Solr LockObtainFailedException and NPEs for CoreAdmin STATUS

Hi,

we're running tests on a stand-alone Solr instance, which create Solr 
cores from multiple applications using CoreAdmin (via SolrJ).

Lately, we upgraded from 8.4.1 to 8.6.3, and sometimes we now see a 
LockObtainFailedException for a lock held by the same JVM, after which 
Solr is broken and runs into NullPointerExceptions for simple CoreAdmin 
STATUS requests. We have to restart Solr then. I've never seen this with 
8.4.1 or previous releases.

This bug is quite severe for us because it breaks our system tests with 
Solr, and we fear that it may also happen in production. Is this a known 
bug?

Our applications use a CoreAdmin STATUS request to check whether a core 
exists, followed by a CREATE request, if the core does not exist. With 
multiple applications, and bad timing, two concurrent CREATE requests 
for the same core are of course still possible.

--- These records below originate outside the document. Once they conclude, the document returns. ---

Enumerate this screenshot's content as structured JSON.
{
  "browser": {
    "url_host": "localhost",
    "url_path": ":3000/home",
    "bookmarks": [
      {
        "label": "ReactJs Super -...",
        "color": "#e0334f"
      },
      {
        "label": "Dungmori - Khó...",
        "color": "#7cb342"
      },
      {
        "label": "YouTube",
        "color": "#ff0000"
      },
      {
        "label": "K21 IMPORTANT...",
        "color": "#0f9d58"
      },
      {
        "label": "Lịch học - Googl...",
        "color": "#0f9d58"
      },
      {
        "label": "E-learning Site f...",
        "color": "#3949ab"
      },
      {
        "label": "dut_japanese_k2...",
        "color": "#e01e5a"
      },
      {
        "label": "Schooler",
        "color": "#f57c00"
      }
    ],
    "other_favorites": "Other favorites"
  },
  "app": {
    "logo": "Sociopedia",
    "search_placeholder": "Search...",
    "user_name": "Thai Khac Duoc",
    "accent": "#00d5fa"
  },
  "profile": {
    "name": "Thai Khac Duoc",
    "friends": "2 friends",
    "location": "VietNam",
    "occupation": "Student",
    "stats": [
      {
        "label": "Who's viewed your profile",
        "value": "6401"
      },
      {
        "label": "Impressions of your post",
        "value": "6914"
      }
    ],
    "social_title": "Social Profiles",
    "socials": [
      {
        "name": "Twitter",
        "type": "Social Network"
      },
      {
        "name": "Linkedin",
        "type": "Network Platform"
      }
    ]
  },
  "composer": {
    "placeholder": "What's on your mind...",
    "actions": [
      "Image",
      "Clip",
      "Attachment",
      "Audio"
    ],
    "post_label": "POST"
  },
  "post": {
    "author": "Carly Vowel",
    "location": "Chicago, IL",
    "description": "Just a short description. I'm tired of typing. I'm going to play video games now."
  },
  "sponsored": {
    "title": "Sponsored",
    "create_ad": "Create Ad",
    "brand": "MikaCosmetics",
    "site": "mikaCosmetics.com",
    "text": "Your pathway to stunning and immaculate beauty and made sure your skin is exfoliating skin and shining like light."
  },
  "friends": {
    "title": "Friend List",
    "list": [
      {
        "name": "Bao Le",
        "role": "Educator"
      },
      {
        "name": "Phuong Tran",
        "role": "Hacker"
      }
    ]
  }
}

Solr 8.4.1 rejected 
duplicate requests and logged ERRORs but kept working correctly [1]. I 
can still see the same log messages in 8.6.3 ("Core with name ... 
already exists" or "Error CREATEing SolrCore ... Could not create a new 
core in ... as another core is already defined there") - but sometimes 
also the following error, after which Solr is broken:

2020-10-27 00:29:25.350 ERROR (qtp2029754983-24) [   ] o.a.s.h.RequestHandlerBase org.apache.solr.common.SolrException: Error CREATEing SolrCore 'blueprint_acgqqafsogyc_comments': Unable to create core [blueprint_acgqqafsogyc_comments] Caused by: Lock held by this virtual machine: /var/solr/data/blueprint_acgqqafsogyc_comments/data/index/write.lock

         at org.apache.solr.core.CoreContainer.create(CoreContainer.java:1312)
         at org.apache.solr.handler.admin.CoreAdminOperation.lambda$static$0(CoreAdminOperation.java:95)
         at org.apache.solr.handler.admin.CoreAdminOperation.execute(CoreAdminOperation.java:367)
...
Caused by: org.apache.solr.common.SolrException: Unable to create core [blueprint_acgqqafsogyc_comments]
         at org.apache.solr.core.CoreContainer.createFromDescriptor(CoreContainer.java:1408)
         at org.apache.solr.core.CoreContainer.create(CoreContainer.java:1273)
         ... 47 more
Caused by: org.apache.solr.common.SolrException: Error opening new searcher
         at org.apache.solr.core.SolrCore.<init>(SolrCore.java:1071)
         at org.apache.solr.core.SolrCore.<init>(SolrCore.java:906)
         at org.apache.solr.core.CoreContainer.createFromDescriptor(CoreContainer.java:1387)
         ... 48 more
Caused by: org.apache.solr.common.SolrException: Error opening new searcher
         at org.apache.solr.core.SolrCore.openNewSearcher(SolrCore.java:2184)
         at org.apache.solr.core.SolrCore.getSearcher(SolrCore.java:2308)
         at org.apache.solr.core.SolrCore.initSearcher(SolrCore.java:1130)
         at org.apache.solr.core.SolrCore.<init>(SolrCore.java:1012)
         ... 50 more
Caused by: org.apache.lucene.store.LockObtainFailedException: Lock held by this virtual machine: /var/solr/data/blueprint_acgqqafsogyc_comments/data/index/write.lock
         at org.apache.lucene.store.NativeFSLockFactory.obtainFSLock(NativeFSLockFactory.java:139)
         at org.apache.lucene.store.FSLockFactory.obtainLock(FSLockFactory.java:41)
         at org.apache.lucene.store.BaseDirectory.obtainLock(BaseDirectory.java:45)
         at org.apache.lucene.store.FilterDirectory.obtainLock(FilterDirectory.java:105)
         at org.apache.lucene.index.IndexWriter.<init>(IndexWriter.java:785)
         at org.apache.solr.update.SolrIndexWriter.<init>(SolrIndexWriter.java:126)
         at org.apache.solr.update.SolrIndexWriter.create(SolrIndexWriter.java:100)
         at org.apache.solr.update.DefaultSolrCoreState.createMainIndexWriter(DefaultSolrCoreState.java:261)
         at org.apache.solr.update.DefaultSolrCoreState.getIndexWriter(DefaultSolrCoreState.java:135)
         at org.apache.solr.core.SolrCore.openNewSearcher(SolrCore.java:2145)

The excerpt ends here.